Malah ada tambahan tujuan dalam serangan Gedung Putih pimpinan Joe Biden di perbatasan Irak-Suriah dan itu tak lain adalah memutus tol penghubung poros Iran-Irak-Suriah demi menjaga Israel dari langkah-langkah sigap Mukawamah. AS-nya Joe Biden berusaha menyampaikan pesan kepada Tel Aviv bahwa mereka masih sama dengan pendahulunya sebagai juru penyelamat petinggi rezim Zionis.
Terkait Arab Saudi. Washington masih mendekap erat Istana Riyadh, meskipun beterbangan dokumen-dokumen rahasia kasus pembunuhan Jamal Khashoggi. Perang Yaman adalah bukti lain dari dekapan hangat ini. Meskipun ada peringatan pembatasan dukungan senjata, namun di medan, Pentagon enggan untuk menarik janji penjualan.
Begitu pula dengan JCPOA. Gedung Putih hanya menjadikan resolusi nuklir Iran tersebut sebagai pelantara agar AS kembali menjabat tangan anggota 5+1. Pernyataan-pernyataan petinggi Washington adalah bukti jelas bahwa AS tidak akan mengangkat sanksi atas Tehran. Karena Joe Biden adalah rantai tanpa putus pemerintahan Donald Trump dengan politik tekanan maksimumnya serta manuver pemerintah Barack Obama menghadapi Iran.
Kala itu, Barack Obama mencari celah berunding dengan Iran.
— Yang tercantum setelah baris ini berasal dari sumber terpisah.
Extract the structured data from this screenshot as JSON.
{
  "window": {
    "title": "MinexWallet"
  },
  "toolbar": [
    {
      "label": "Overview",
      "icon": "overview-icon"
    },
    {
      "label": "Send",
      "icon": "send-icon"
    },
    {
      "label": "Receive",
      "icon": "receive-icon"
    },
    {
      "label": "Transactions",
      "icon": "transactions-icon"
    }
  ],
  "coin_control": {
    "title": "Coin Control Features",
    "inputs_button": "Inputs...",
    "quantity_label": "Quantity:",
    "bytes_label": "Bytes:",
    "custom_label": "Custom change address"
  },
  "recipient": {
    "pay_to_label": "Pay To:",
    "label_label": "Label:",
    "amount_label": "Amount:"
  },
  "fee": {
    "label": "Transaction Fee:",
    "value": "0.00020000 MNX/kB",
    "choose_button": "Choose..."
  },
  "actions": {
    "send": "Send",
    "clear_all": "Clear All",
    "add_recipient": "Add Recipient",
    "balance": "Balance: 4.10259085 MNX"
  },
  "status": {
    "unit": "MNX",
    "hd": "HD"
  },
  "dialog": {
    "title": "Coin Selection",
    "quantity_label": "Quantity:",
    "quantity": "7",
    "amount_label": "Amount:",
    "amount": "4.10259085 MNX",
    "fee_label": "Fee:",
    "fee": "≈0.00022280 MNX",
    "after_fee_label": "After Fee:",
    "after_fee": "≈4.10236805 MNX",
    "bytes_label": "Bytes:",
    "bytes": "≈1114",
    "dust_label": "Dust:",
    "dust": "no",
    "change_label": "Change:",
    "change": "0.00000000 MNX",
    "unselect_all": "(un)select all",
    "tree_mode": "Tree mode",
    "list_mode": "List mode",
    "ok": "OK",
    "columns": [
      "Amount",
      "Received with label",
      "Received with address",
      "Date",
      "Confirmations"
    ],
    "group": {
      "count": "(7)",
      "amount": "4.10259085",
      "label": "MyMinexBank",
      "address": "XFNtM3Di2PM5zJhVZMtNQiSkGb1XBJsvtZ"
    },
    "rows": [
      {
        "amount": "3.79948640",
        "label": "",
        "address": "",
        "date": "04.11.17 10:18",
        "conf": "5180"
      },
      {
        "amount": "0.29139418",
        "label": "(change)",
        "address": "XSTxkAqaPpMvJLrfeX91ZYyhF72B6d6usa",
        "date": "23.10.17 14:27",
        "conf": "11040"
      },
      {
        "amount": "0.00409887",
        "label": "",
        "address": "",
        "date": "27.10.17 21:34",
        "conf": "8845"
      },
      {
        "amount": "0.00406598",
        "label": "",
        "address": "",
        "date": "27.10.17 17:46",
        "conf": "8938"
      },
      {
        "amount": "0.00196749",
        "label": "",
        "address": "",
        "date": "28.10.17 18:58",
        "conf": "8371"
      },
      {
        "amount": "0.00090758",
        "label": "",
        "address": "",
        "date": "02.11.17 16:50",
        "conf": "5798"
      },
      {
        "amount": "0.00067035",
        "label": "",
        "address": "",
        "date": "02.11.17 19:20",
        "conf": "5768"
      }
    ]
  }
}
Dengan perundingan, Obama ingin menjerat Iran dengan menjatuhkannya jadi pemain biasa, non-profesional yang menghancurkan stabilitas sistem yang ada, tentunya sistem yang dipetakan Amerika Serikat di kancah internasional.
Dengan fakta di atas, maka baik kita membaca Presiden Biden dengan kacamata Obama maupun Trump, Presiden baru Amerika tidak pernah berniat menghidupkan JCPOA. Joe Biden bermaksud untuk menyatukan Uni Eropa dari politik multilateralisme ke arah siasat unilateralisme melawan Iran. Karena kebijakan Donald Trump untuk menyuntikkan unilateralisme telah mengasingkan AS dengan sekutu-sekutunya.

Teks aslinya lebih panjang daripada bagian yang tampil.